Memory is a complicated thing. Every time we surface a memory – actively recall one, that is – scientists say that we seem able to edit them before tucking them away again. In fact, we frequently modify our memories. The science seems to imply that memory is nothing if not unreliable.
Memory is alive. I don’t know if that means it’s unreliable.
“I don’t remember anything happening to you,” someone in my family once said. I cried. Memory against memory. It’s a bad fight from the start.
I don’t know what Goya did and didn’t see. I know that his paintings are real. I mean that they know something real. They know about it. He knew. It’s on the canvas. He knew something without words. It’s there, remembered, in the paintings.
It is as if the art testifies to the moment that God vanishes from everything all in one horrible, violent instant. There is something very real about atheism, at least this kind. It never sounds like the atheism argued in the academy, so I’m not sure they’re the same. The kind I mean is to have seen God nowhere.
I have experienced that nowhere, that awful blank page. It is its own kind of negation, whatever it is, and different than the logic that would claim there is no God. This other place is simply, violently, nowhere. Apart and alone. Every theology disappears, even the theology that there is no God.
This place, where God is nowhere, I felt it again just yesterday. As a needle carefully punctured my skin, and I felt the sharp burst of pain as it entered and the dull ache as it remained. I watched dark blood, my blood, fill vials. I feel sick and scared just writing the spare words. The vials were for a whole series of blood panels. For my doctor. So I can feel better. But in the moment, I couldn’t remember why I was there.
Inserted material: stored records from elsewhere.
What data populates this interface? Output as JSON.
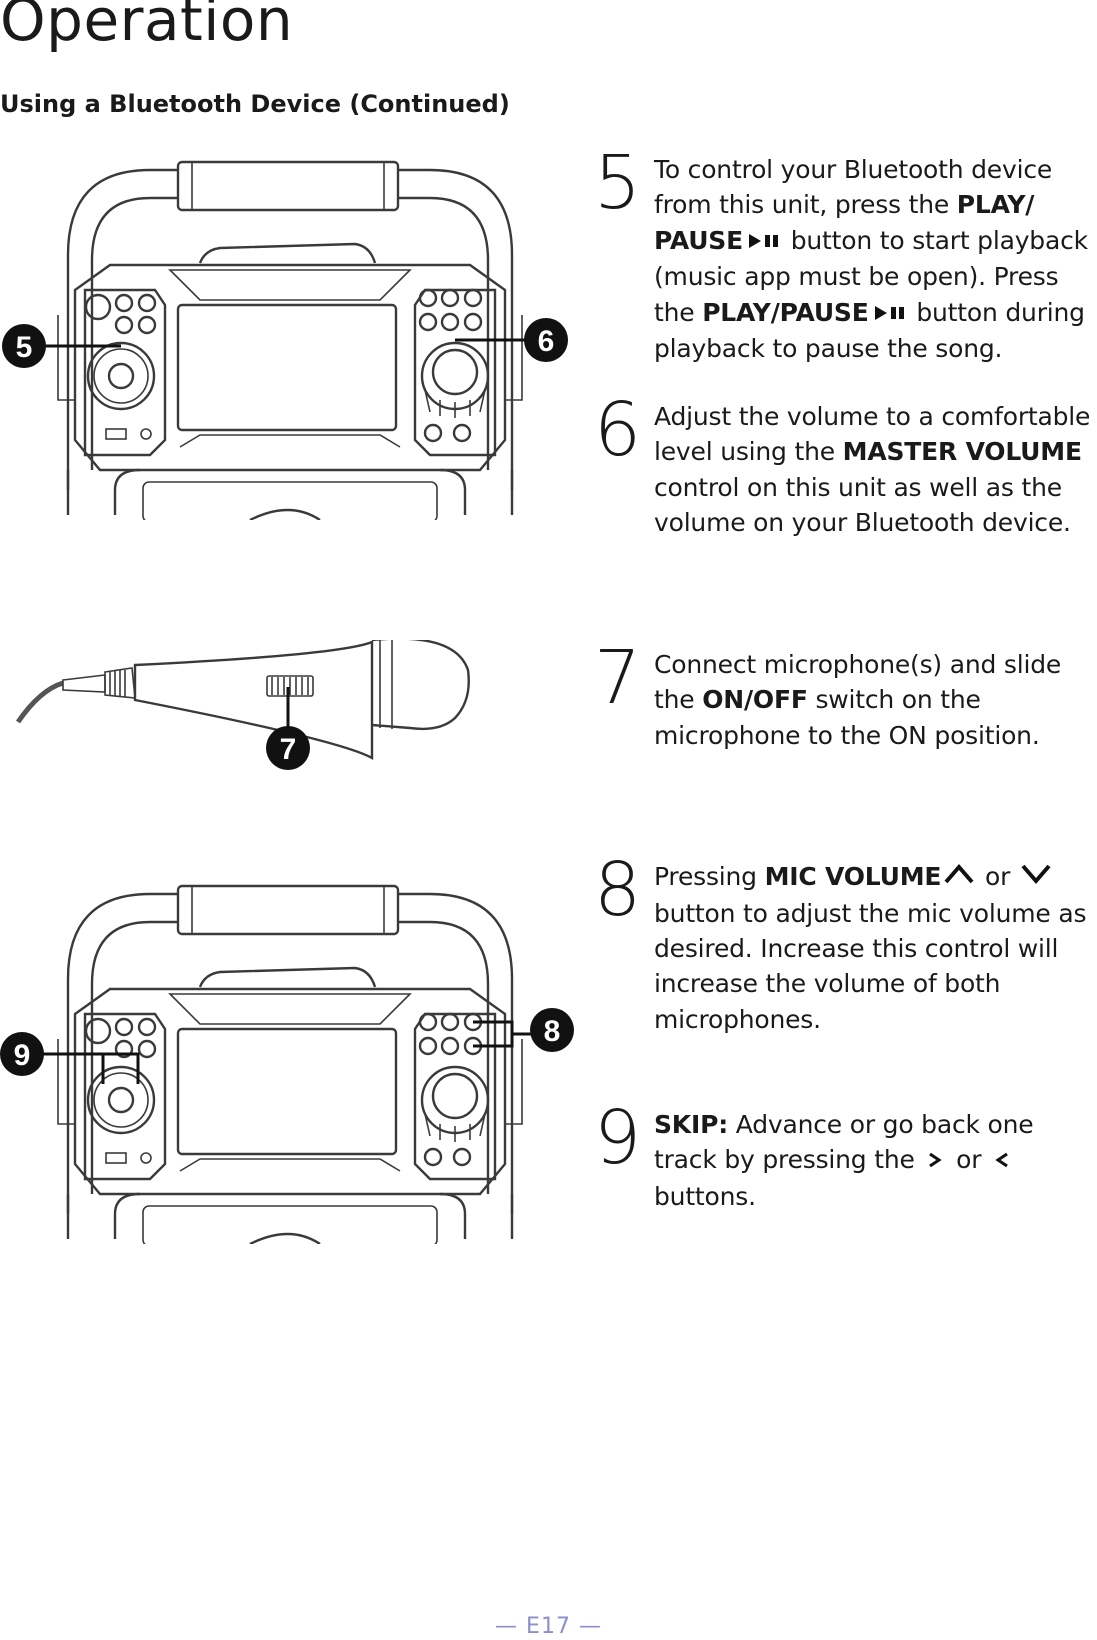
{
  "page": {
    "title": "Operation",
    "subtitle": "Using a Bluetooth Device (Continued)",
    "footer": "— E17 —",
    "footer_color": "#8c8fc9"
  },
  "steps": [
    {
      "number": "5",
      "segments": [
        {
          "t": "To control your Bluetooth device from this unit, press the ",
          "b": false
        },
        {
          "t": "PLAY/ PAUSE",
          "b": true
        },
        {
          "icon": "play-pause-icon"
        },
        {
          "t": " button to start playback (music app must be open). Press the ",
          "b": false
        },
        {
          "t": "PLAY/PAUSE",
          "b": true
        },
        {
          "icon": "play-pause-icon"
        },
        {
          "t": " button during playback to pause the song.",
          "b": false
        }
      ]
    },
    {
      "number": "6",
      "segments": [
        {
          "t": "Adjust the volume to a comfortable level using the ",
          "b": false
        },
        {
          "t": "MASTER VOLUME",
          "b": true
        },
        {
          "t": " control on this unit as well as the volume on your Bluetooth device.",
          "b": false
        }
      ]
    },
    {
      "number": "7",
      "segments": [
        {
          "t": "Connect microphone(s) and slide the ",
          "b": false
        },
        {
          "t": "ON/OFF",
          "b": true
        },
        {
          "t": " switch on the microphone to the ON position.",
          "b": false
        }
      ]
    },
    {
      "number": "8",
      "segments": [
        {
          "t": "Pressing ",
          "b": false
        },
        {
          "t": "MIC VOLUME",
          "b": true
        },
        {
          "icon": "chevron-up-icon"
        },
        {
          "t": " or ",
          "b": false
        },
        {
          "icon": "chevron-down-icon"
        },
        {
          "t": " button to adjust the mic volume as desired. Increase this control will increase the volume of both microphones.",
          "b": false
        }
      ]
    },
    {
      "number": "9",
      "segments": [
        {
          "t": "SKIP:",
          "b": true
        },
        {
          "t": " Advance or go back one track by pressing the ",
          "b": false
        },
        {
          "icon": "chevron-right-icon"
        },
        {
          "t": " or ",
          "b": false
        },
        {
          "icon": "chevron-left-icon"
        },
        {
          "t": " buttons.",
          "b": false
        }
      ]
    }
  ],
  "illustrations": {
    "unit_top": {
      "callouts": [
        "5",
        "6"
      ]
    },
    "microphone": {
      "callouts": [
        "7"
      ]
    },
    "unit_bottom": {
      "callouts": [
        "9",
        "8"
      ]
    }
  }
}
All was nothing but me and that needle. Nothing at all.
I cried, later, in my therapist’s office, curled into a tiny ball on the chair. “Jesus wasn’t even there,” I whimpered.
You and I could both argue to me that He was, but you and I both know that’s not what I meant.
I was absolutely unable to be anything but alone. (Hell is being alone in C.S. Lewis’s Great Divorce.) Nothing was anywhere, is what I think I meant. Something like that. Because of my own memories, everything went away. Like it has hundreds of times before. That strange nowhere, where nothing is. Not even God.
I hate that nowhere.
And I wonder if Goya knew it. That place that cannot be thought. Where there is no thought.
Did Jesus know it?
And does God remember me, think of me, when I remember and I cannot think? He must, but that’s not what I mean.